If the Glockners, the Moores, the Gumpertzes, the Rogarshevskys and the Baldizzis shared one thing in common besides their address—all lived at 97 Orchard Street between the 1860s and the end of World War II—it’s that they cooked. No matter the size of their cramped, filthy, sometimes unlit and often unplumbed tenement kitchens (these days tended by the Lower East Side Tenement Museum, which occupies the building they once called home), these five immigrant families turned out the tastes of their homelands at least three times a day, be that herring salad and veal schnitzel, pea soup and brown bread, gefilte fish and noodle kugel, apple strudel and goulash, or simple spaghetti con agile e olio.
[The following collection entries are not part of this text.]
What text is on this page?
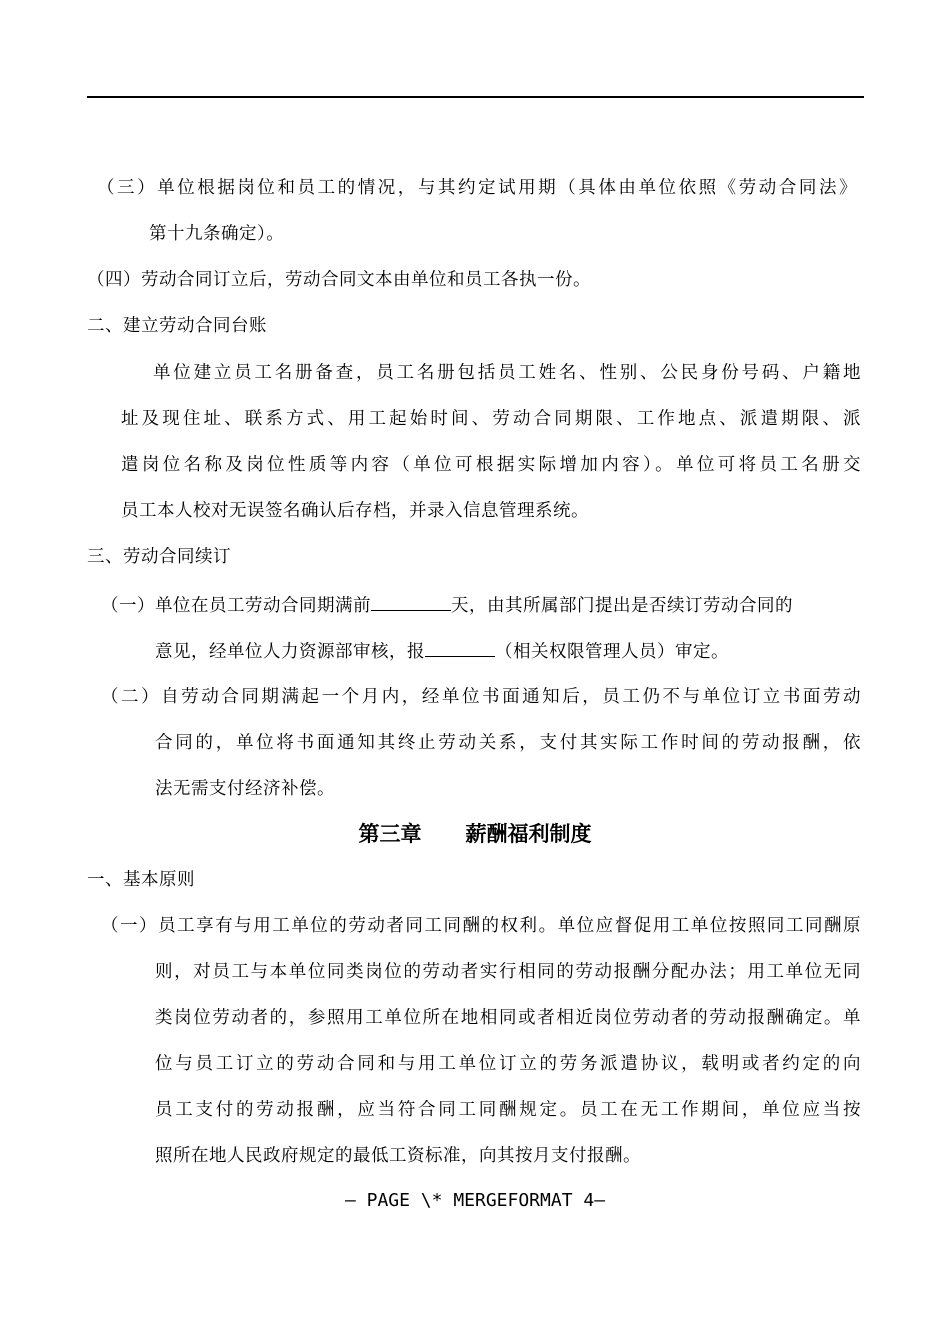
（三）单位根据岗位和员工的情况，与其约定试用期（具体由单位依照《劳动合同法》
第十九条确定）。
（四）劳动合同订立后，劳动合同文本由单位和员工各执一份。
二、建立劳动合同台账
单位建立员工名册备查，员工名册包括员工姓名、性别、公民身份号码、户籍地
址及现住址、联系方式、用工起始时间、劳动合同期限、工作地点、派遣期限、派
遣岗位名称及岗位性质等内容（单位可根据实际增加内容）。单位可将员工名册交
员工本人校对无误签名确认后存档，并录入信息管理系统。
三、劳动合同续订
（一）单位在员工劳动合同期满前	天，由其所属部门提出是否续订劳动合同的
意见，经单位人力资源部审核，报	（相关权限管理人员）审定。
（二）自劳动合同期满起一个月内，经单位书面通知后，员工仍不与单位订立书面劳动
合同的，单位将书面通知其终止劳动关系，支付其实际工作时间的劳动报酬，依
法无需支付经济补偿。
第三章 薪酬福利制度
一、基本原则
（一）员工享有与用工单位的劳动者同工同酬的权利。单位应督促用工单位按照同工同酬原
则，对员工与本单位同类岗位的劳动者实行相同的劳动报酬分配办法；用工单位无同
类岗位劳动者的，参照用工单位所在地相同或者相近岗位劳动者的劳动报酬确定。单
位与员工订立的劳动合同和与用工单位订立的劳务派遣协议，载明或者约定的向
员工支付的劳动报酬，应当符合同工同酬规定。员工在无工作期间，单位应当按
照所在地人民政府规定的最低工资标准，向其按月支付报酬。
— PAGE \* MERGEFORMAT 4—
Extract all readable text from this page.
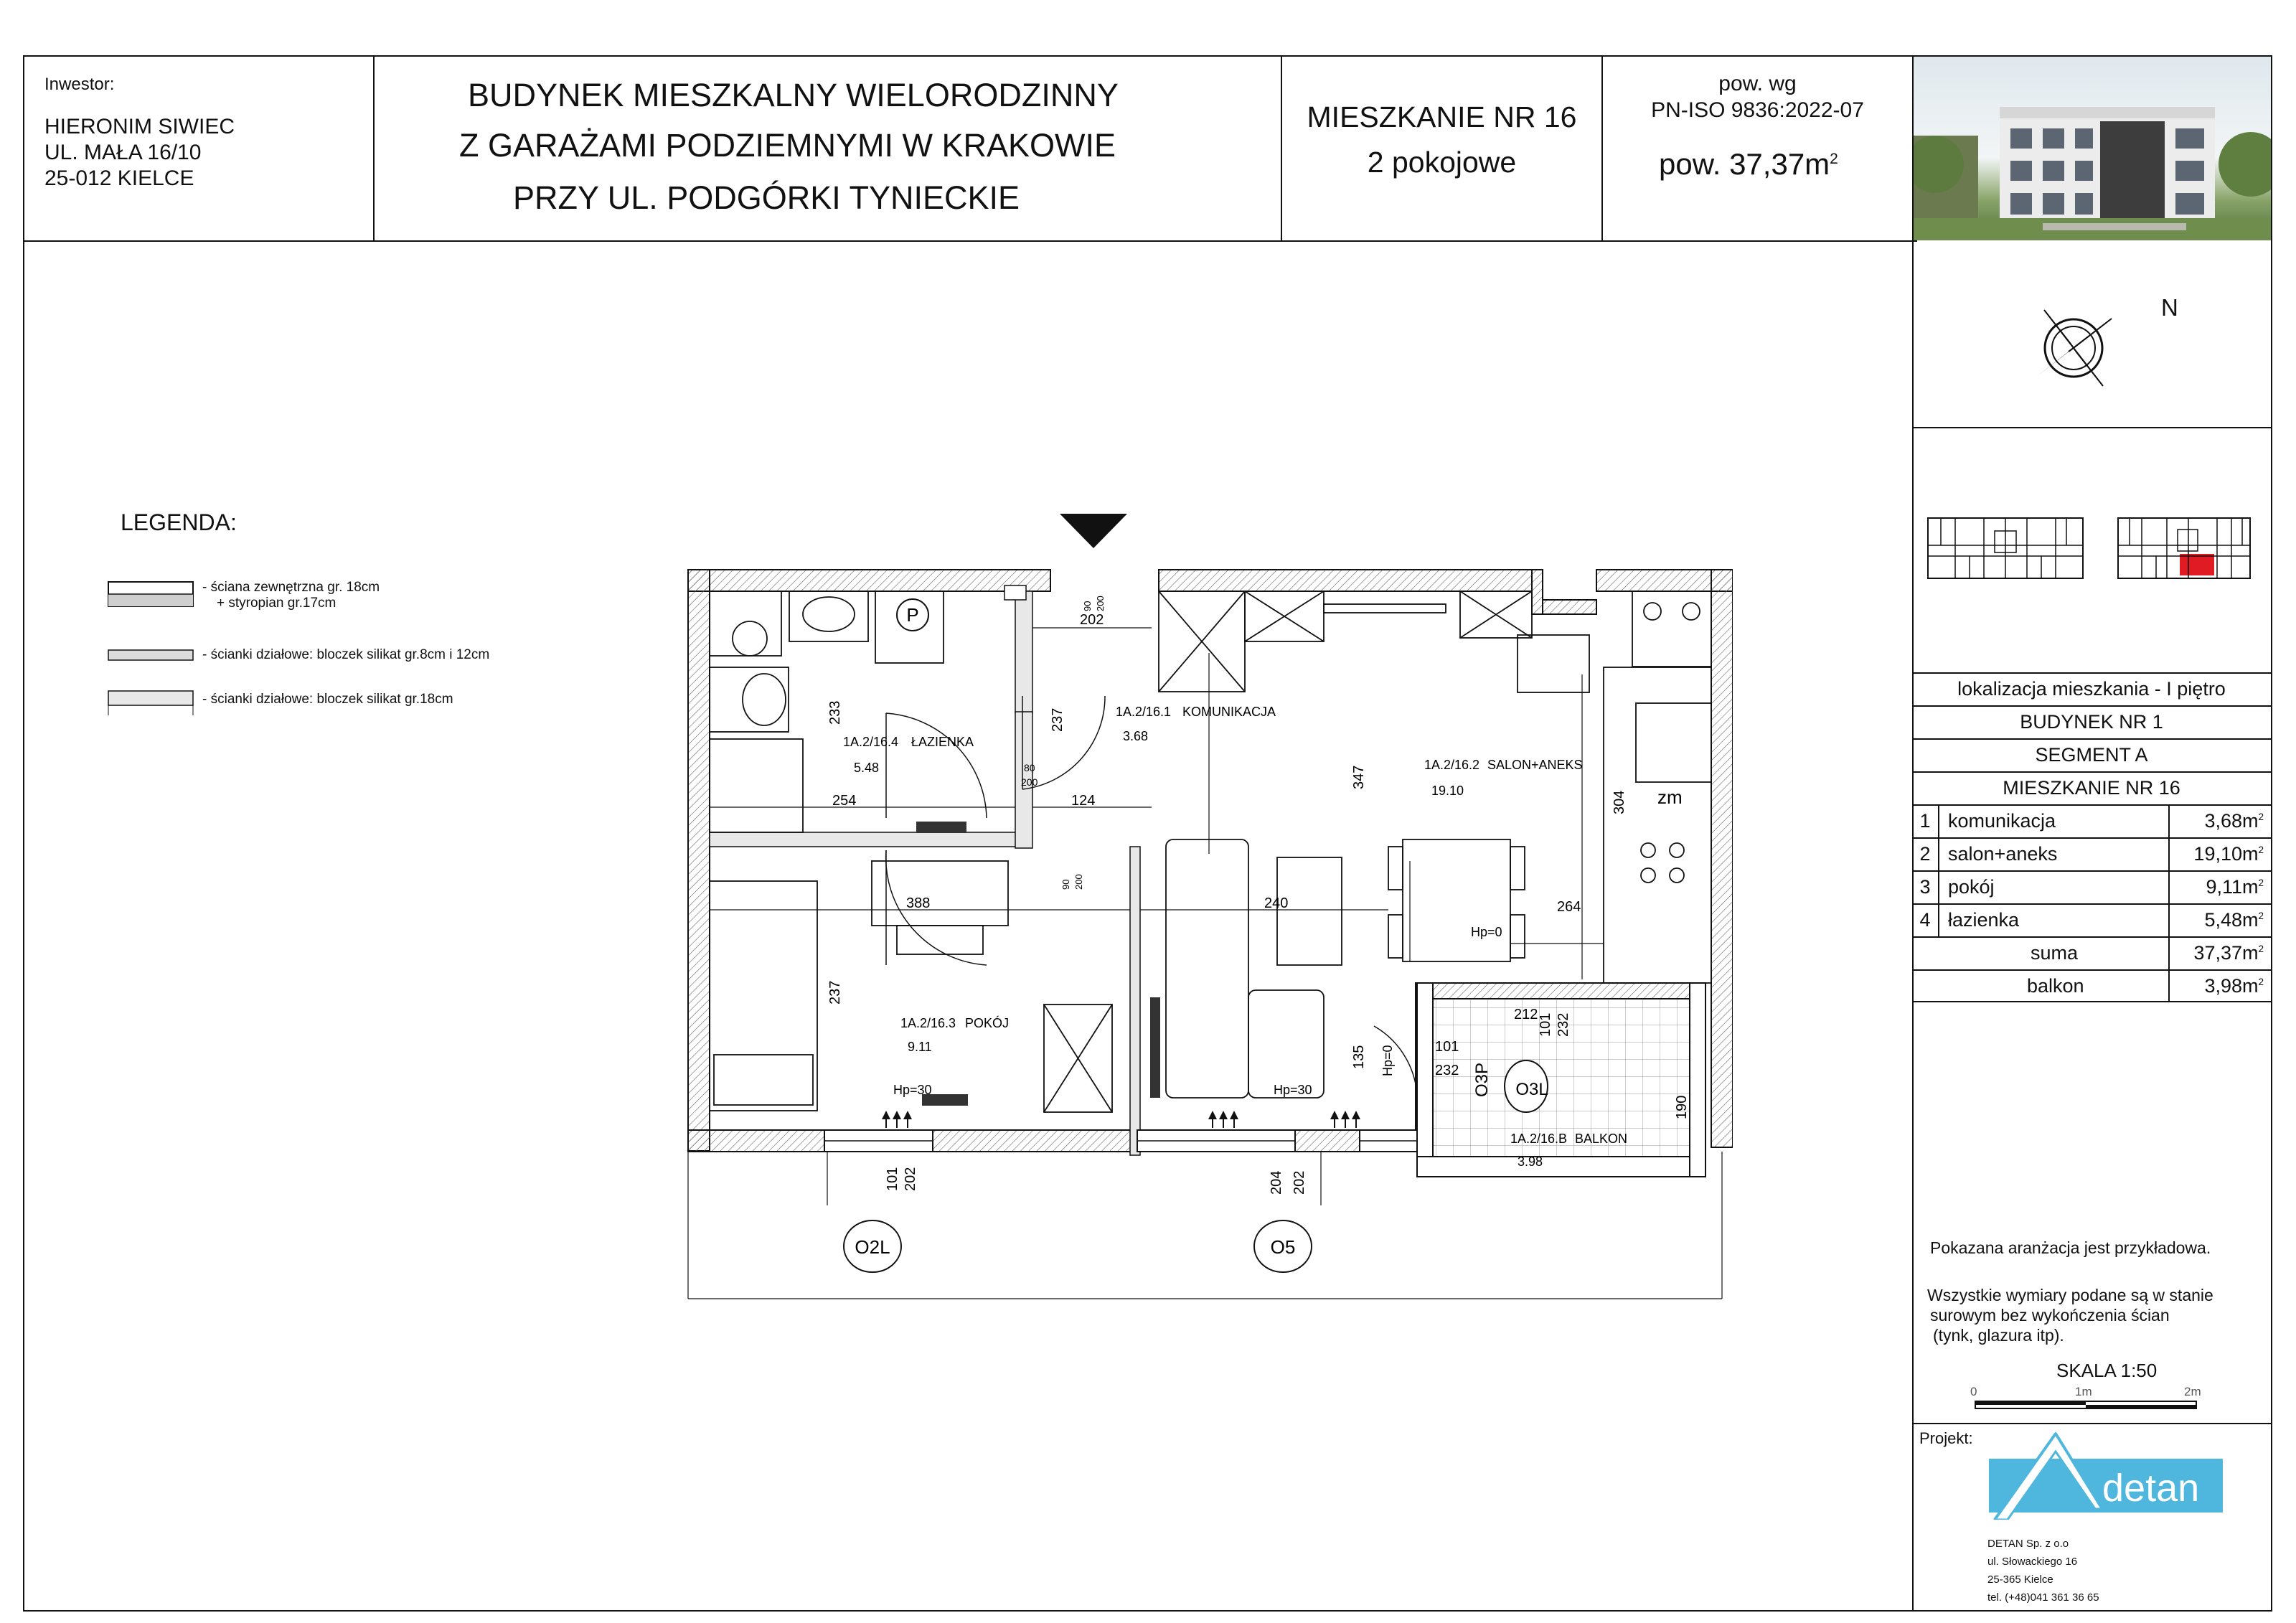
Inwestor:
HIERONIM SIWIEC
UL. MAŁA 16/10
25-012 KIELCE
BUDYNEK MIESZKALNY WIELORODZINNY
Z GARAŻAMI PODZIEMNYMI W KRAKOWIE
PRZY UL. PODGÓRKI TYNIECKIE
MIESZKANIE NR 16
2 pokojowe
pow. wg
PN-ISO 9836:2022-07
pow. $37,37m^2$
N
lokalizacja mieszkania - I piętro
BUDYNEK NR 1
SEGMENT A
MIESZKANIE NR 16
1 komunikacja	$3,68m^2$
2 salon+aneks	$19,10m^2$
3 pokój	$9,11m^2$
4 łazienka	$5,48m^2$
suma	$37,37m^2$
balkon	$3,98m^2$
Pokazana aranżacja jest przykładowa.
Wszystkie wymiary podane są w stanie
surowym bez wykończenia ścian
(tynk, glazura itp).
SKALA 1:50
0	1m	2m
Projekt:
detan
DETAN Sp. z o.o
ul. Słowackiego 16
25-365 Kielce
tel. (+48)041 361 36 65
LEGENDA:
- ściana zewnętrzna gr. 18cm
+ styropian gr.17cm
- ścianki działowe: bloczek silikat gr.8cm i 12cm
- ścianki działowe: bloczek silikat gr.18cm
P
O2L	O5
O3L
O3P
1A.2/16.4 ŁAZIENKA
5.48
1A.2/16.1 KOMUNIKACJA
3.68
1A.2/16.2 SALON+ANEKS
19.10
1A.2/16.3 POKÓJ
9.11
1A.2/16.B BALKON
3.98
202
233	237
254	124
388	240
347
264
304
237
135
212
101
232
101 232
190
101 202	204 202
80
200
90 200
90 200
Hp=30	Hp=30
Hp=0
Hp=0
zm
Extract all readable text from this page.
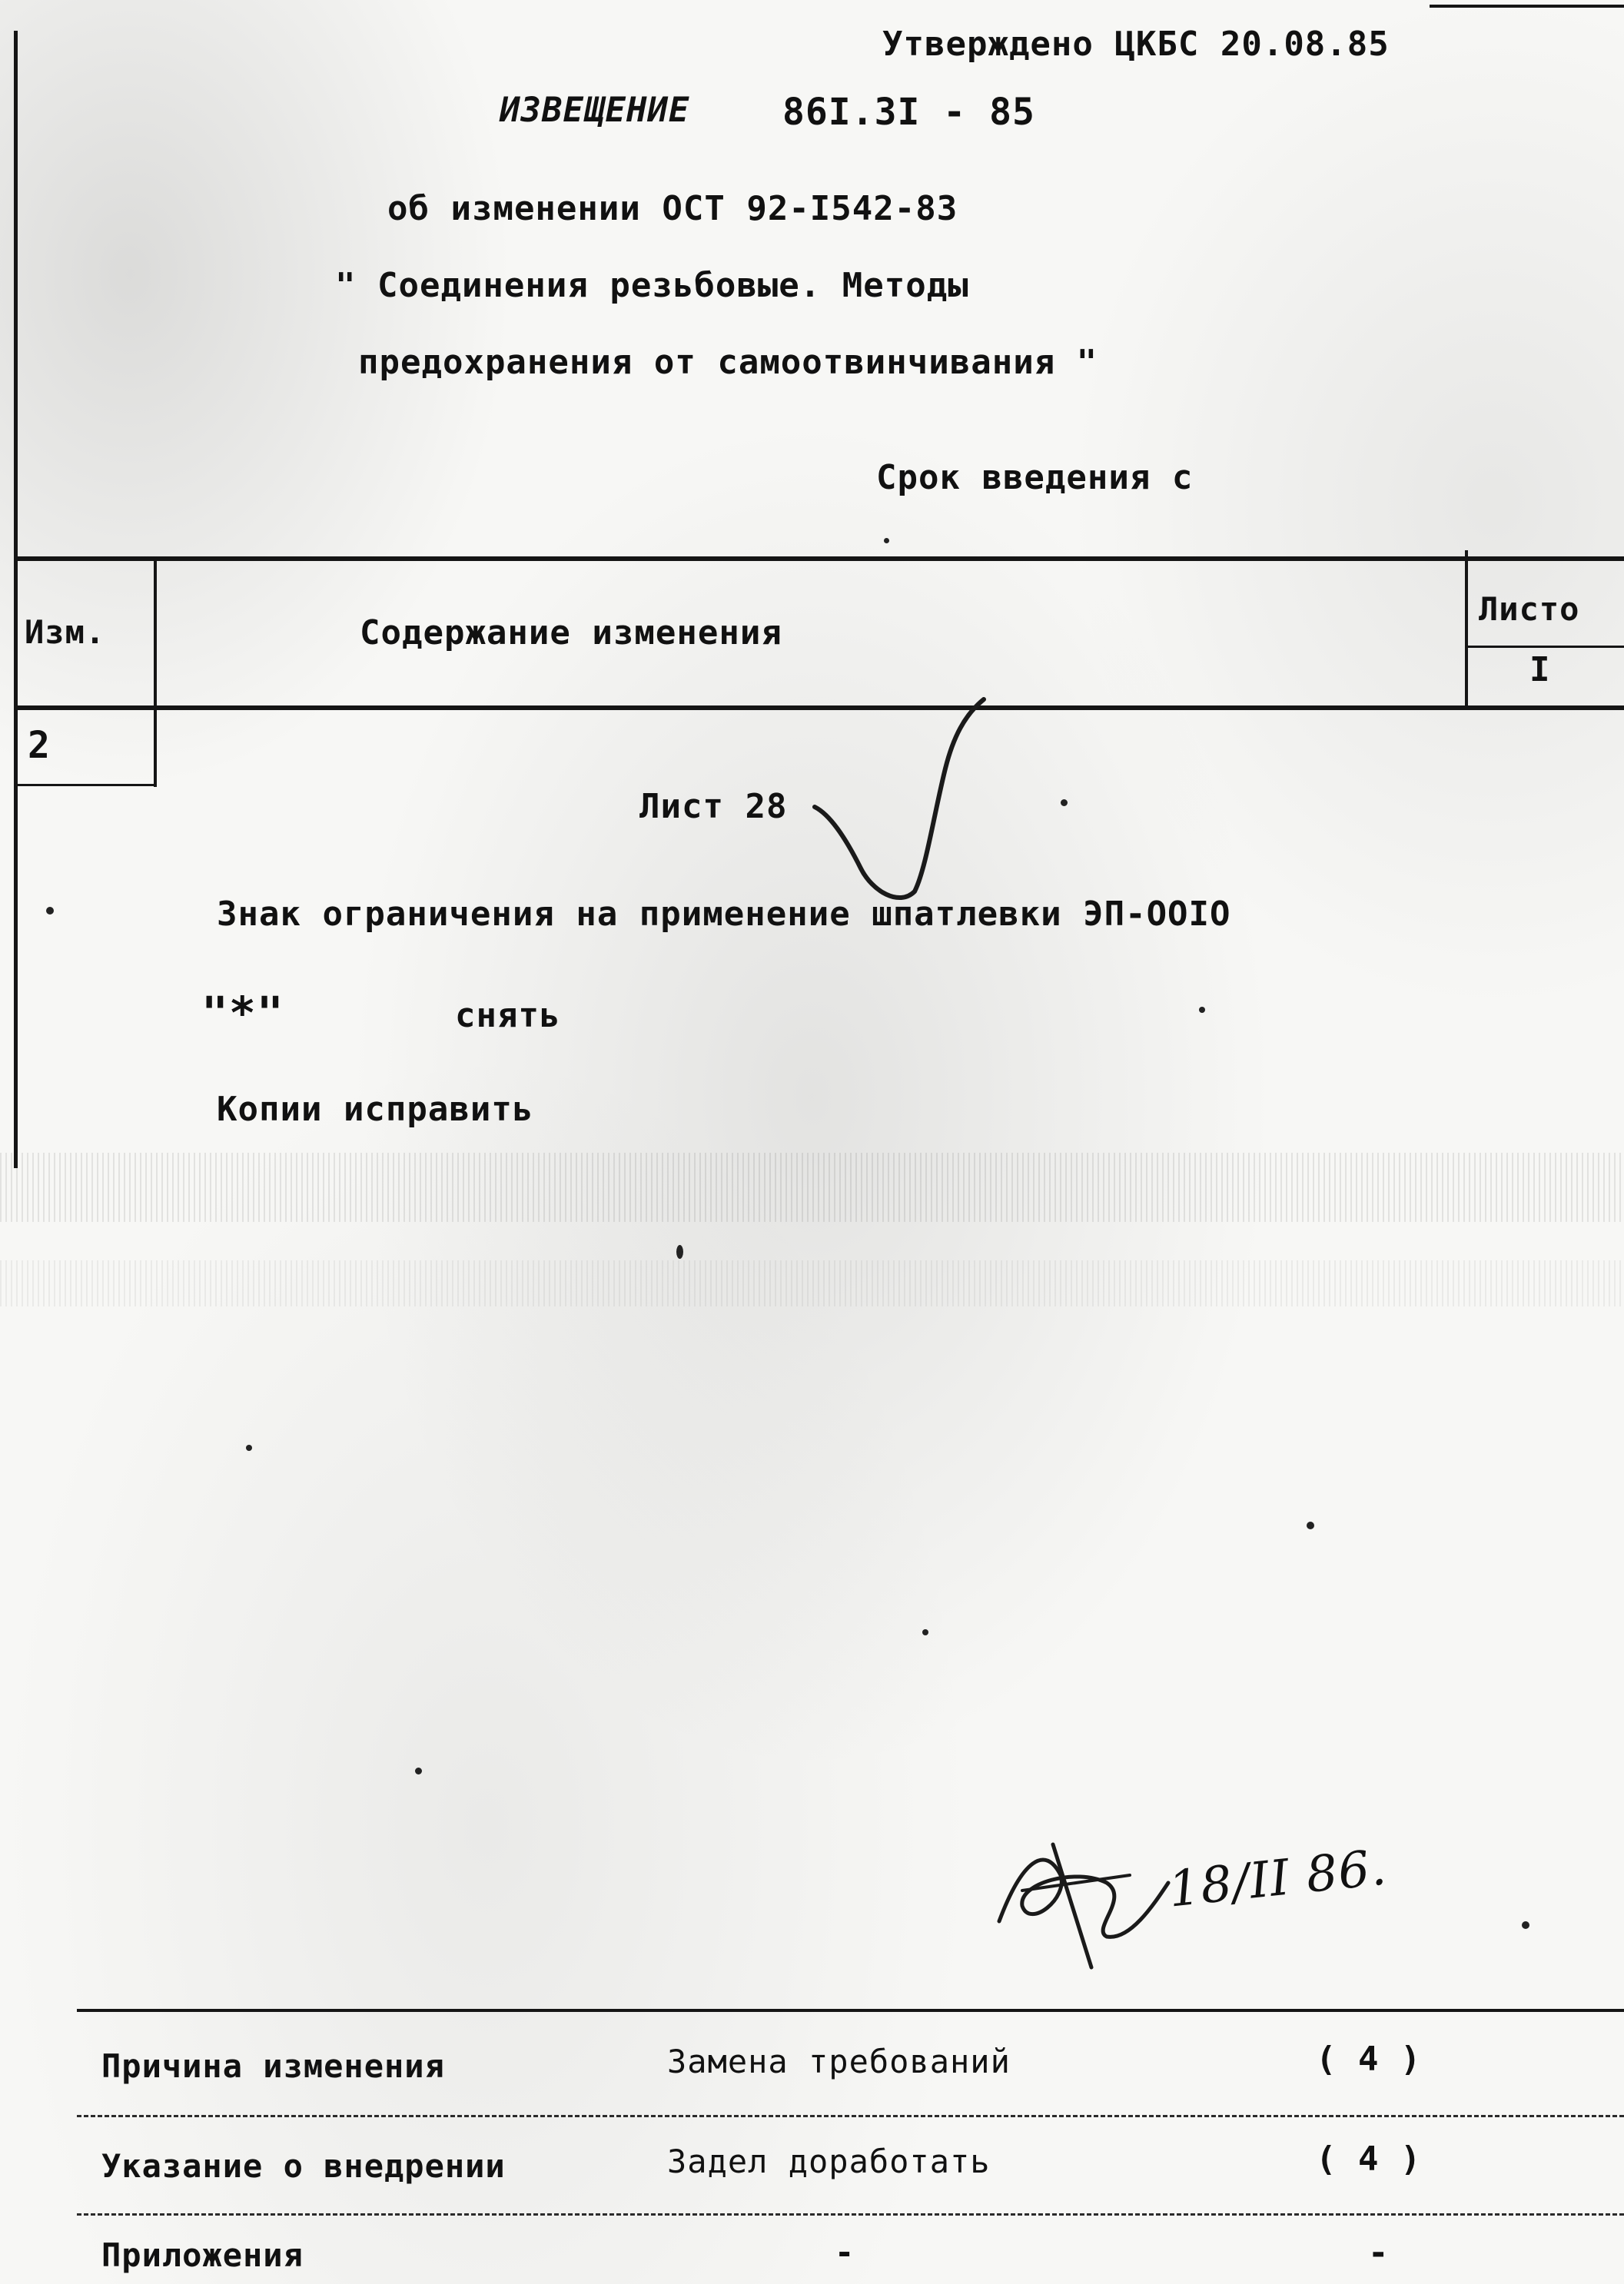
Утверждено ЦКБС 20.08.85
ИЗВЕЩЕНИЕ	86I.3I - 85
об изменении ОСТ 92-I542-83
" Соединения резьбовые. Методы
предохранения от самоотвинчивания "
Срок введения с
Изм.	Содержание изменения
Листо
I
2
Лист 28
Знак ограничения на применение шпатлевки ЭП-ООIО
"*"	снять
Копии исправить
18/II 86.
Причина изменения	Замена требований	( 4 )
Указание о внедрении	Задел доработать	( 4 )
Приложения	-	-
Each of these culinary traditions (German, Irish, German Jewish, Russian-Lithuanian Jewish and Italian, respectively) is a chapter in Jane Ziegelman’s new book, 97 Orchard: An Edible History of Five Immigrant Families in One New York Tenement. Ziegelman, a teacher and librarian, will direct the Tenement Museum’s future culinary center, where she’ll bring to life the old-fashioned, extreme DIY foodways so many New Yorkers now hunger for.
Ziegelman researched the book by poring over old Lower East Side newspaper clippings, immigration documents and memoirs, letters, shopping lists, menus, recipe collections like Aunt Babette’s Cook Book, emblazoned with the Star of David, and photo after photo of impoverished families shelling nuts atop a stained tablecloth, laundry hanging overhead and children running underfoot.
(No matter how small your apartment feels, it’s hard for the modern Manhattanite to fathom the cramped quarters of Lower East Side tenements. The stories reenacted by the staff at the Museum put our complaints of slow elevators to shame—consider hauling pails of water, babies, laundry and bloody veal bones up multiple flights of stairs in the dark.)
Ziegelman’s study of these immigrant kitchens considers meat and potato hash and gefilte fish; pickles sold from pushcarts below; German bakeries; Irish lunchrooms; dandelion greens foraged by Italian matriarchs; and the convenience of the Jewish-made knish as a carefully packaged “to-go” food for workers who didn’t have time to come home for lunch—they’d instead hit knish alley, aka Houston Street.
These tastes shaped our city’s culinary landscape, and our country’s, too: foods like bagels, pizza and all manner of pie unified people across cultural identities, and now, stripped of their immigrant status, are considered classic American eats. And while we’ve long since given up on gefilte fish joining that list, we’re still holding out hope for the knish.